Dynamically Loading an ASP.NET Core Assembly
Asked Answered
J

1

7

I am trying to dynamically load a .NET Core DLL containing an ASP.NET Core's Startup class. I then want to instantiate the Startup class and hand it over to the TestHost API, so I can start the site in memory. I've written the following code:

var directoryPath = @"C:\Dlls";
var assemblyFilePath = Path.Combine(directoryPath, "Foo.dll");
var assemblyName = AssemblyLoadContext.GetAssemblyName(assemblyFilePath);
var assembly = new AssemblyLoader(directoryPath).LoadFromAssemblyName(assemblyName);
var startupType = assembly.ExportedTypes
    .FirstOrDefault(x => string.Equals(x.Name, "Startup"));
var webHostBuilder = new WebHostBuilder()
    .UseStartup(startupType)
    .UseUrls(new string[] { "http://localhost" });
using (var testServer = new TestServer(webHostBuilder))
{
    var response = testServer.CreateClient().GetAsync("/");
}

public class AssemblyLoader : AssemblyLoadContext
{
    private readonly string directoryPath;

    public AssemblyLoader(string directoryPath) =>
        this.directoryPath = directoryPath;

    protected override Assembly Load(AssemblyName assemblyName)
    {
        var dependencyContext = DependencyContext.Default;
        var compilationLibraries = dependencyContext
            .CompileLibraries
            .Where(x => x.Name.Contains(assemblyName.Name))
            .ToList();
        if (compilationLibraries.Count > 0)
        {
            return Assembly.Load(new AssemblyName(compilationLibraries.First().Name));
        }
        else
        {
            var file = new FileInfo($"{this.directoryPath}{Path.DirectorySeparatorChar}{assemblyName.Name}.dll");
            if (File.Exists(file.FullName))
            {
                var asemblyLoader = new AssemblyLoader(file.DirectoryName);
                return asemblyLoader.LoadFromAssemblyPath(file.FullName);
            }
        }

        return Assembly.Load(assemblyName);
    }
}

However, this throws a TypeLoadException when assembly.ExportedTypes is called. The full stack trace:

System.TypeLoadException occurred HResult=0x80131522
Message=Method 'ConfigureServices' in type 'Foo.Startup' from assembly 'Foo, Version=1.0.0.0, Culture=neutral, PublicKeyToken=null' does not have an implementation. Source= StackTrace: at System.Reflection.RuntimeAssembly.GetExportedTypes(RuntimeAssembly assembly, ObjectHandleOnStack retTypes) at System.Reflection.RuntimeAssembly.GetExportedTypes()

I think it's having trouble loading the ASP.NET Core and other third party DLL's like Newtonsoft.Json.

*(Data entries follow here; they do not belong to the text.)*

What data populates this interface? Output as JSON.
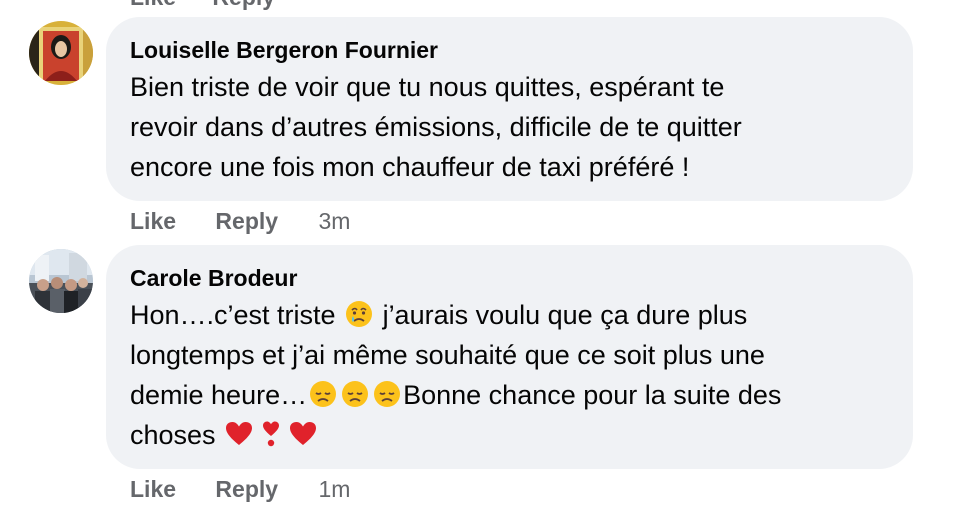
{
  "previous_comment": {
    "like_label": "Like",
    "reply_label": "Reply"
  },
  "comments": [
    {
      "author": "Louiselle Bergeron Fournier",
      "lines": [
        "Bien triste de voir que tu nous quittes, espérant te",
        "revoir dans d’autres émissions, difficile de te quitter",
        "encore une fois mon chauffeur de taxi préféré !"
      ],
      "like_label": "Like",
      "reply_label": "Reply",
      "time": "3m"
    },
    {
      "author": "Carole Brodeur",
      "segments": {
        "line1_a": "Hon….c’est triste ",
        "line1_b": " j’aurais voulu que ça dure plus",
        "line2": "longtemps et j’ai même souhaité que ce soit plus une",
        "line3_a": "demie heure…",
        "line3_b": "Bonne chance pour la suite des",
        "line4": "choses "
      },
      "emojis": {
        "line1": "crying-face",
        "line3": [
          "disappointed-face",
          "disappointed-face",
          "disappointed-face"
        ],
        "line4": [
          "red-heart",
          "heart-exclamation",
          "red-heart"
        ]
      },
      "like_label": "Like",
      "reply_label": "Reply",
      "time": "1m"
    }
  ],
  "colors": {
    "bubble_bg": "#f0f2f5",
    "author_text": "#050505",
    "meta_text": "#65676b"
  }
}
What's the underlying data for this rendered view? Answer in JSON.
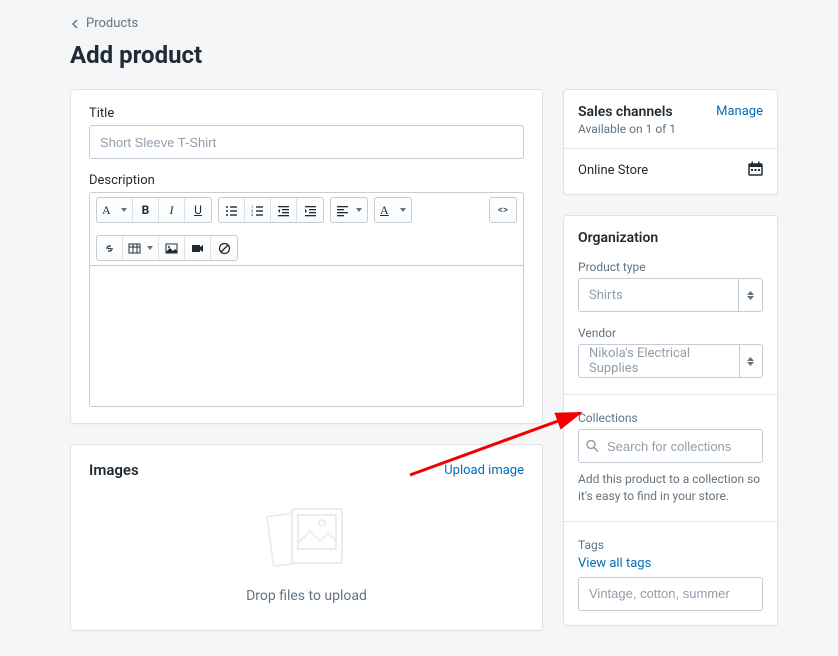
{
  "breadcrumb": {
    "label": "Products"
  },
  "page": {
    "title": "Add product"
  },
  "titleField": {
    "label": "Title",
    "placeholder": "Short Sleeve T-Shirt"
  },
  "description": {
    "label": "Description"
  },
  "images": {
    "heading": "Images",
    "uploadLink": "Upload image",
    "dropText": "Drop files to upload"
  },
  "salesChannels": {
    "heading": "Sales channels",
    "subtext": "Available on 1 of 1",
    "manage": "Manage",
    "channel": "Online Store"
  },
  "organization": {
    "heading": "Organization",
    "productTypeLabel": "Product type",
    "productTypeValue": "Shirts",
    "vendorLabel": "Vendor",
    "vendorValue": "Nikola's Electrical Supplies"
  },
  "collections": {
    "heading": "Collections",
    "placeholder": "Search for collections",
    "helper": "Add this product to a collection so it's easy to find in your store."
  },
  "tags": {
    "heading": "Tags",
    "viewAll": "View all tags",
    "placeholder": "Vintage, cotton, summer"
  }
}
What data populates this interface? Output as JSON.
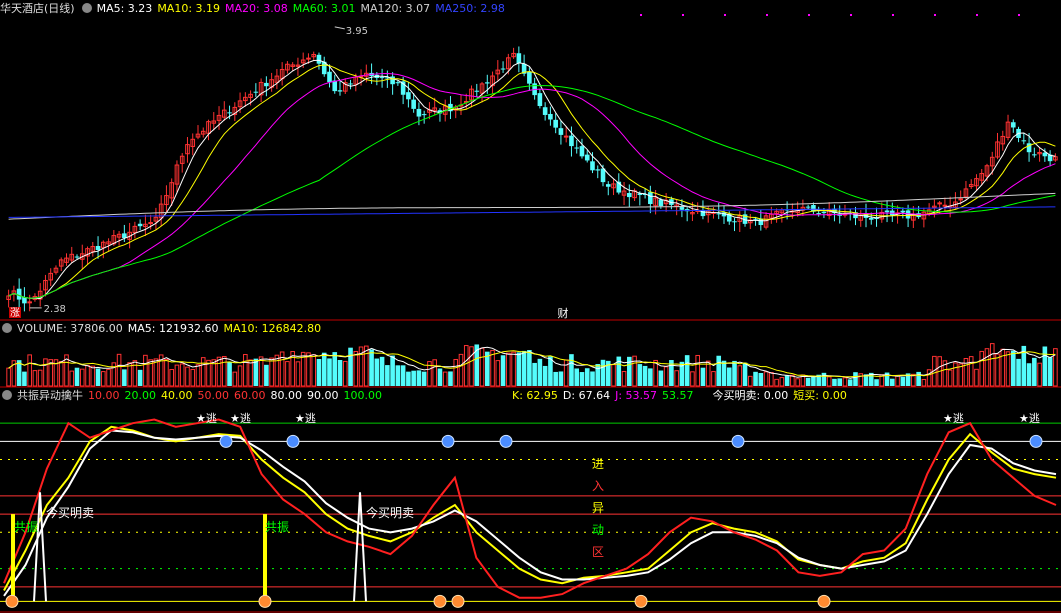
{
  "price_panel": {
    "stock_name": "华天酒店(日线)",
    "ma": [
      {
        "label": "MA5: 3.23",
        "color": "#ffffff"
      },
      {
        "label": "MA10: 3.19",
        "color": "#ffff00"
      },
      {
        "label": "MA20: 3.08",
        "color": "#ff00ff"
      },
      {
        "label": "MA60: 3.01",
        "color": "#00ff00"
      },
      {
        "label": "MA120: 3.07",
        "color": "#d0d0d0"
      },
      {
        "label": "MA250: 2.98",
        "color": "#2233ff"
      }
    ],
    "high_label": "3.95",
    "low_label": "2.38",
    "marker_zhang": "涨",
    "marker_cai": "财"
  },
  "volume_panel": {
    "label": "VOLUME: 37806.00",
    "ma5": "MA5: 121932.60",
    "ma10": "MA10: 126842.80"
  },
  "indicator_panel": {
    "name": "共振异动擒牛",
    "levels": [
      {
        "label": "10.00",
        "color": "#ff3333"
      },
      {
        "label": "20.00",
        "color": "#00ff00"
      },
      {
        "label": "40.00",
        "color": "#ffff00"
      },
      {
        "label": "50.00",
        "color": "#ff3333"
      },
      {
        "label": "60.00",
        "color": "#ff3333"
      },
      {
        "label": "80.00",
        "color": "#ffffff"
      },
      {
        "label": "90.00",
        "color": "#ffffff"
      },
      {
        "label": "100.00",
        "color": "#00ff00"
      }
    ],
    "k": "K: 62.95",
    "d": "D: 67.64",
    "j": "J: 53.57",
    "j2": "53.57",
    "buy": "今买明卖: 0.00",
    "short": "短买: 0.00",
    "escape_text": "★逃",
    "buy_text": "今买明卖",
    "resonance_text": "共振",
    "zone_chars": [
      "进",
      "入",
      "异",
      "动",
      "区"
    ]
  },
  "chart_data": [
    {
      "type": "candlestick",
      "title": "华天酒店(日线)",
      "bar_count": 200,
      "ylim": [
        2.3,
        4.0
      ],
      "anchors": [
        [
          0,
          2.45
        ],
        [
          4,
          2.38
        ],
        [
          10,
          2.62
        ],
        [
          18,
          2.72
        ],
        [
          28,
          2.85
        ],
        [
          34,
          3.3
        ],
        [
          45,
          3.55
        ],
        [
          52,
          3.7
        ],
        [
          58,
          3.8
        ],
        [
          62,
          3.58
        ],
        [
          68,
          3.68
        ],
        [
          74,
          3.62
        ],
        [
          78,
          3.45
        ],
        [
          85,
          3.5
        ],
        [
          90,
          3.62
        ],
        [
          96,
          3.78
        ],
        [
          100,
          3.55
        ],
        [
          108,
          3.25
        ],
        [
          114,
          3.05
        ],
        [
          124,
          2.95
        ],
        [
          132,
          2.9
        ],
        [
          142,
          2.84
        ],
        [
          150,
          2.92
        ],
        [
          162,
          2.87
        ],
        [
          172,
          2.88
        ],
        [
          180,
          2.96
        ],
        [
          186,
          3.15
        ],
        [
          190,
          3.42
        ],
        [
          194,
          3.25
        ],
        [
          199,
          3.2
        ]
      ],
      "high_point": {
        "x": 62,
        "y": 3.95
      },
      "low_point": {
        "x": 4,
        "y": 2.38
      },
      "ma_lags": {
        "MA5": 3,
        "MA10": 7,
        "MA20": 16,
        "MA60": 40
      }
    },
    {
      "type": "bar",
      "title": "VOLUME",
      "ylim": [
        0,
        400000
      ],
      "note": "volume bars + MA5/MA10 lines"
    },
    {
      "type": "line",
      "title": "共振异动擒牛",
      "ylim": [
        0,
        110
      ],
      "series": [
        {
          "name": "K",
          "color": "#ffff00",
          "values": [
            8,
            30,
            55,
            70,
            90,
            98,
            96,
            92,
            90,
            92,
            94,
            93,
            80,
            70,
            62,
            50,
            42,
            38,
            35,
            40,
            48,
            55,
            40,
            30,
            20,
            14,
            12,
            15,
            16,
            18,
            20,
            30,
            40,
            45,
            42,
            40,
            35,
            25,
            22,
            20,
            24,
            26,
            34,
            58,
            80,
            94,
            84,
            75,
            72,
            70
          ]
        },
        {
          "name": "D",
          "color": "#ffffff",
          "values": [
            5,
            22,
            48,
            65,
            86,
            96,
            95,
            92,
            91,
            92,
            93,
            92,
            85,
            76,
            68,
            56,
            48,
            42,
            40,
            42,
            46,
            52,
            46,
            36,
            26,
            18,
            14,
            14,
            15,
            16,
            18,
            25,
            34,
            40,
            40,
            38,
            34,
            26,
            22,
            20,
            22,
            24,
            30,
            50,
            72,
            88,
            86,
            78,
            74,
            72
          ]
        },
        {
          "name": "J",
          "color": "#ff2020",
          "values": [
            12,
            40,
            75,
            100,
            92,
            96,
            100,
            102,
            98,
            100,
            102,
            98,
            72,
            58,
            50,
            40,
            35,
            32,
            28,
            38,
            55,
            70,
            26,
            10,
            4,
            4,
            6,
            12,
            16,
            20,
            28,
            40,
            48,
            46,
            40,
            36,
            30,
            18,
            16,
            18,
            28,
            30,
            42,
            72,
            95,
            100,
            80,
            70,
            60,
            55
          ]
        }
      ]
    }
  ]
}
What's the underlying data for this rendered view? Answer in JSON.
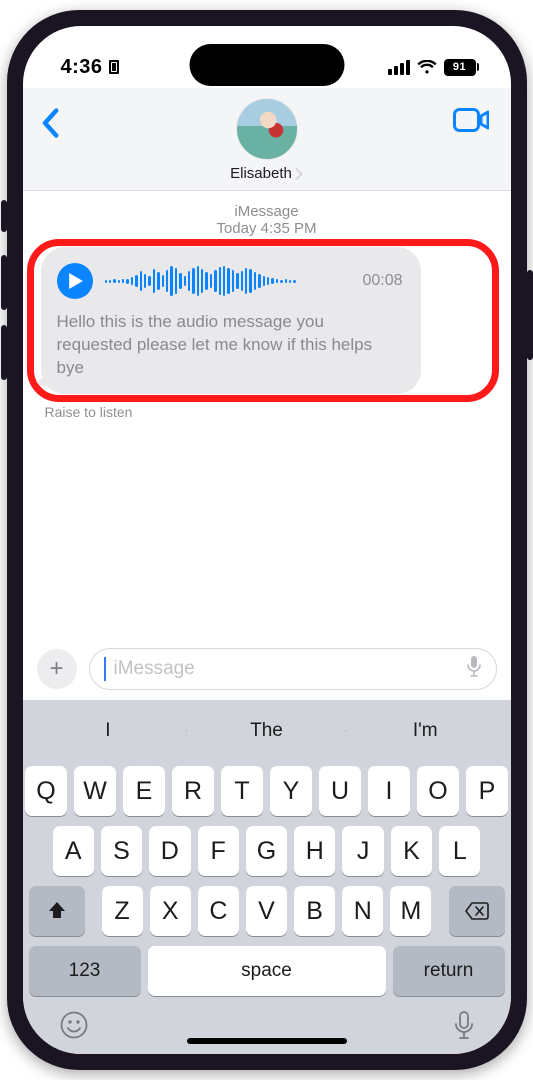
{
  "status": {
    "time": "4:36",
    "battery": "91"
  },
  "header": {
    "contact_name": "Elisabeth"
  },
  "conversation": {
    "service_label": "iMessage",
    "timestamp": "Today 4:35 PM",
    "audio_msg": {
      "duration": "00:08",
      "transcript": "Hello this is the audio message you requested please let me know if this helps bye"
    },
    "hint": "Raise to listen"
  },
  "composer": {
    "placeholder": "iMessage"
  },
  "keyboard": {
    "suggest": [
      "I",
      "The",
      "I'm"
    ],
    "row1": [
      "Q",
      "W",
      "E",
      "R",
      "T",
      "Y",
      "U",
      "I",
      "O",
      "P"
    ],
    "row2": [
      "A",
      "S",
      "D",
      "F",
      "G",
      "H",
      "J",
      "K",
      "L"
    ],
    "row3": [
      "Z",
      "X",
      "C",
      "V",
      "B",
      "N",
      "M"
    ],
    "numbers_label": "123",
    "space_label": "space",
    "return_label": "return"
  },
  "wave_heights": [
    3,
    3,
    4,
    3,
    4,
    5,
    8,
    12,
    20,
    14,
    10,
    24,
    18,
    12,
    22,
    30,
    26,
    16,
    10,
    20,
    26,
    30,
    24,
    18,
    14,
    22,
    28,
    30,
    26,
    22,
    16,
    20,
    26,
    24,
    18,
    14,
    10,
    8,
    6,
    4,
    3,
    4,
    3,
    3
  ]
}
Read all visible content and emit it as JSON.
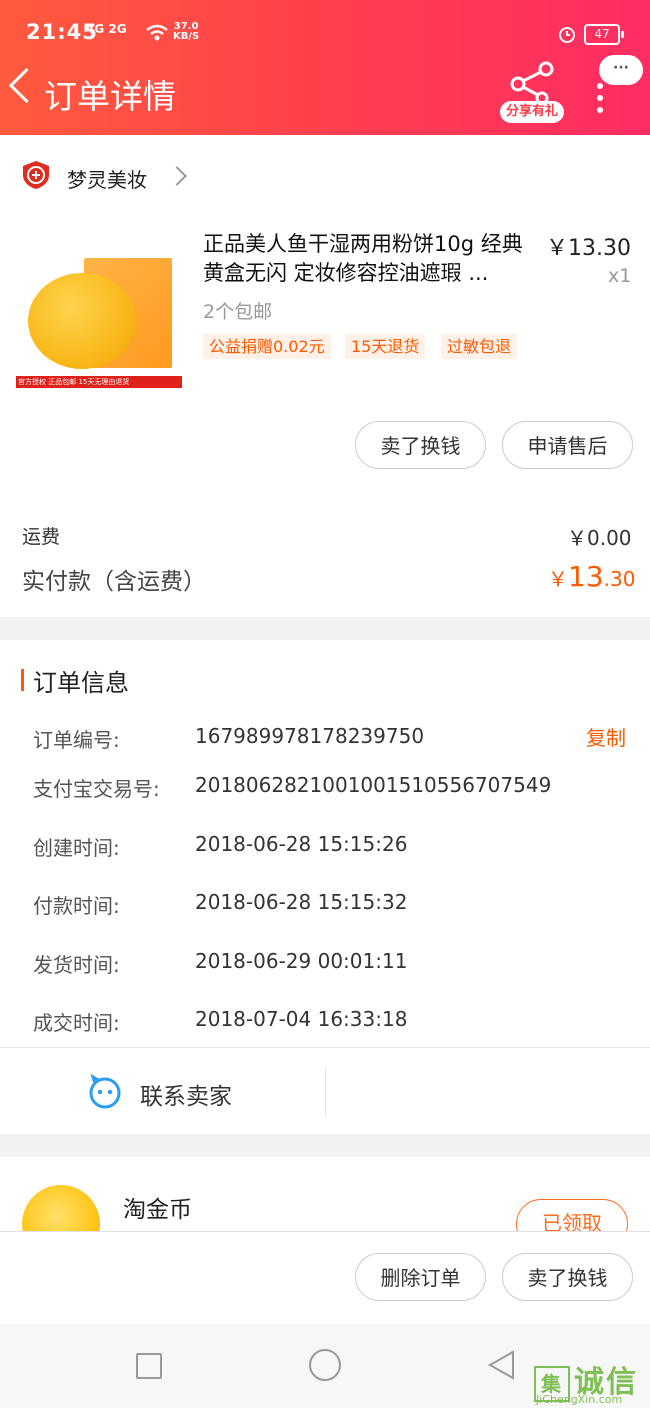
{
  "status_bar": {
    "time": "21:45",
    "network": "4G 2G",
    "speed_value": "37.0",
    "speed_unit": "KB/S",
    "battery": "47"
  },
  "header": {
    "title": "订单详情",
    "share_label": "分享有礼",
    "bubble": "···"
  },
  "shop": {
    "name": "梦灵美妆"
  },
  "product": {
    "title": "正品美人鱼干湿两用粉饼10g 经典黄盒无闪 定妆修容控油遮瑕 ...",
    "price": "￥13.30",
    "qty": "x1",
    "shipping_tag": "2个包邮",
    "tags": [
      "公益捐赠0.02元",
      "15天退货",
      "过敏包退"
    ],
    "thumb_strip": "官方授权 正品包邮 15天无理由退货"
  },
  "item_actions": {
    "sell_exchange": "卖了换钱",
    "after_sale": "申请售后"
  },
  "fees": {
    "freight_label": "运费",
    "freight_value": "￥0.00",
    "paid_label": "实付款（含运费）",
    "paid_currency": "￥",
    "paid_int": "13",
    "paid_dec": ".30"
  },
  "order_info": {
    "title": "订单信息",
    "copy_label": "复制",
    "rows": [
      {
        "label": "订单编号:",
        "value": "167989978178239750"
      },
      {
        "label": "支付宝交易号:",
        "value": "2018062821001001510556707549"
      },
      {
        "label": "创建时间:",
        "value": "2018-06-28 15:15:26"
      },
      {
        "label": "付款时间:",
        "value": "2018-06-28 15:15:32"
      },
      {
        "label": "发货时间:",
        "value": "2018-06-29 00:01:11"
      },
      {
        "label": "成交时间:",
        "value": "2018-07-04 16:33:18"
      }
    ]
  },
  "contact": {
    "label": "联系卖家"
  },
  "coins": {
    "title": "淘金币",
    "claimed": "已领取"
  },
  "bottom_actions": {
    "delete_order": "删除订单",
    "sell_exchange": "卖了换钱"
  },
  "watermark": {
    "text": "诚信",
    "sub": "JiChengXin.com"
  },
  "colors": {
    "accent": "#ff5a00",
    "header_start": "#ff5a3d",
    "header_end": "#ff2d63"
  }
}
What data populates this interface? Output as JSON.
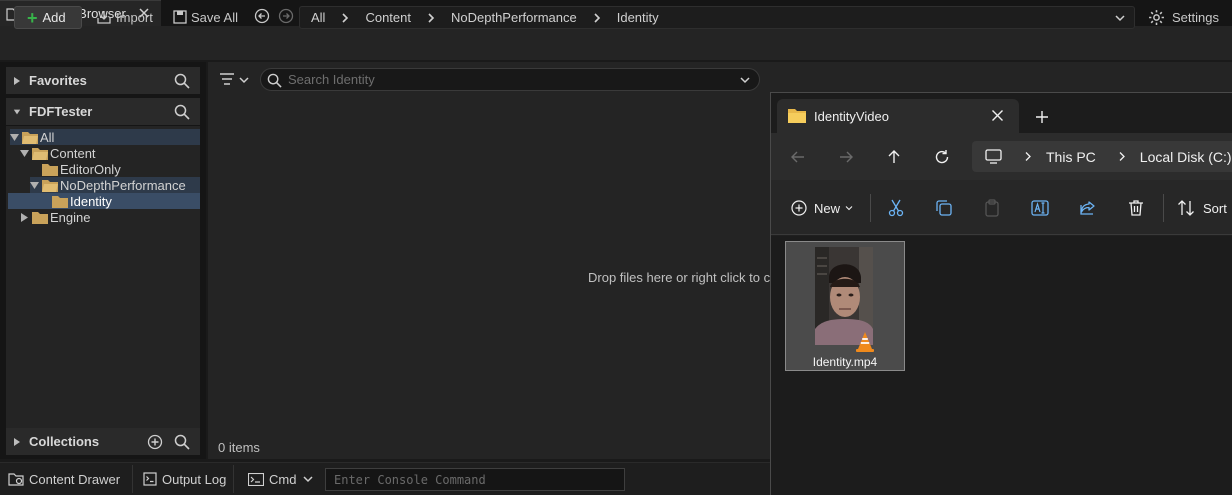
{
  "window": {
    "tab_title": "Content Browser"
  },
  "toolbar": {
    "add_label": "Add",
    "import_label": "Import",
    "save_all_label": "Save All",
    "settings_label": "Settings",
    "breadcrumb": [
      "All",
      "Content",
      "NoDepthPerformance",
      "Identity"
    ]
  },
  "sidebar": {
    "favorites_title": "Favorites",
    "project_title": "FDFTester",
    "collections_title": "Collections",
    "tree": [
      {
        "label": "All",
        "depth": 0,
        "expanded": true,
        "selected": false,
        "highlight": true
      },
      {
        "label": "Content",
        "depth": 1,
        "expanded": true,
        "selected": false,
        "highlight": false
      },
      {
        "label": "EditorOnly",
        "depth": 2,
        "expanded": false,
        "selected": false,
        "highlight": false
      },
      {
        "label": "NoDepthPerformance",
        "depth": 2,
        "expanded": true,
        "selected": false,
        "highlight": true
      },
      {
        "label": "Identity",
        "depth": 3,
        "expanded": false,
        "selected": true,
        "highlight": false
      },
      {
        "label": "Engine",
        "depth": 1,
        "expanded": false,
        "selected": false,
        "highlight": false,
        "collapsed_arrow": true
      }
    ]
  },
  "content": {
    "search_placeholder": "Search Identity",
    "drop_hint": "Drop files here or right click to c",
    "item_count": "0 items"
  },
  "bottombar": {
    "content_drawer": "Content Drawer",
    "output_log": "Output Log",
    "cmd_label": "Cmd",
    "console_placeholder": "Enter Console Command"
  },
  "explorer": {
    "tab_title": "IdentityVideo",
    "address": [
      "This PC",
      "Local Disk (C:)"
    ],
    "new_label": "New",
    "sort_label": "Sort",
    "file_name": "Identity.mp4"
  },
  "colors": {
    "accent_green": "#37b34a",
    "folder": "#c9a25a",
    "selection": "#3a4d66",
    "highlight": "#2e3a4a"
  }
}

Jephthah answered 14/6, 2017 at 12:59 Comment(4)
Is the consuming app also a .net core application? was the dll built using <CopyLocalLockFileAssemblies>true</..> so all referenced assemblies are put into the same output folder as the dll?Platus
Everything is .NET Core. I'm actually doing a dotnet publish and then the directoryPath variable points at the published output folder, so all DLL's should be available.Jephthah
Interesting. Note that there's also two variants of ConfigureServices: one that returns null and one that returns IServiceProvider. (IStartup would require the one returning IServiceProvider)Platus
Interestingly, I read a blog post about IStartup this morning and happened to just make the switch to it today for the extra type safety, so I am using it. That said, the error is occuring in assembly.ExportedTypes very early on.Jephthah
J
-1

I am not happy with this answer put I'll post it incase it helps someone.

I was doing a dotnet publish and then trying to run my app from the published output. I managed to get it working by publishing a self contained app using the following command instead:

dotnet publish --self-contained --framework netcoreapp1.1 --runtime win7-x64

A self contained app contains all assemblies required to run the app including the .NET Core runtime. I wanted to avoid having to do this as it requires you to know the runtime identifier (RID) and what platform you are running n before hand.

Given the knowledge that my code above is missing .NET Core runtime assemblies, I've tried to load assemblies from the .NET Core runtime folder but this has failed for me so far.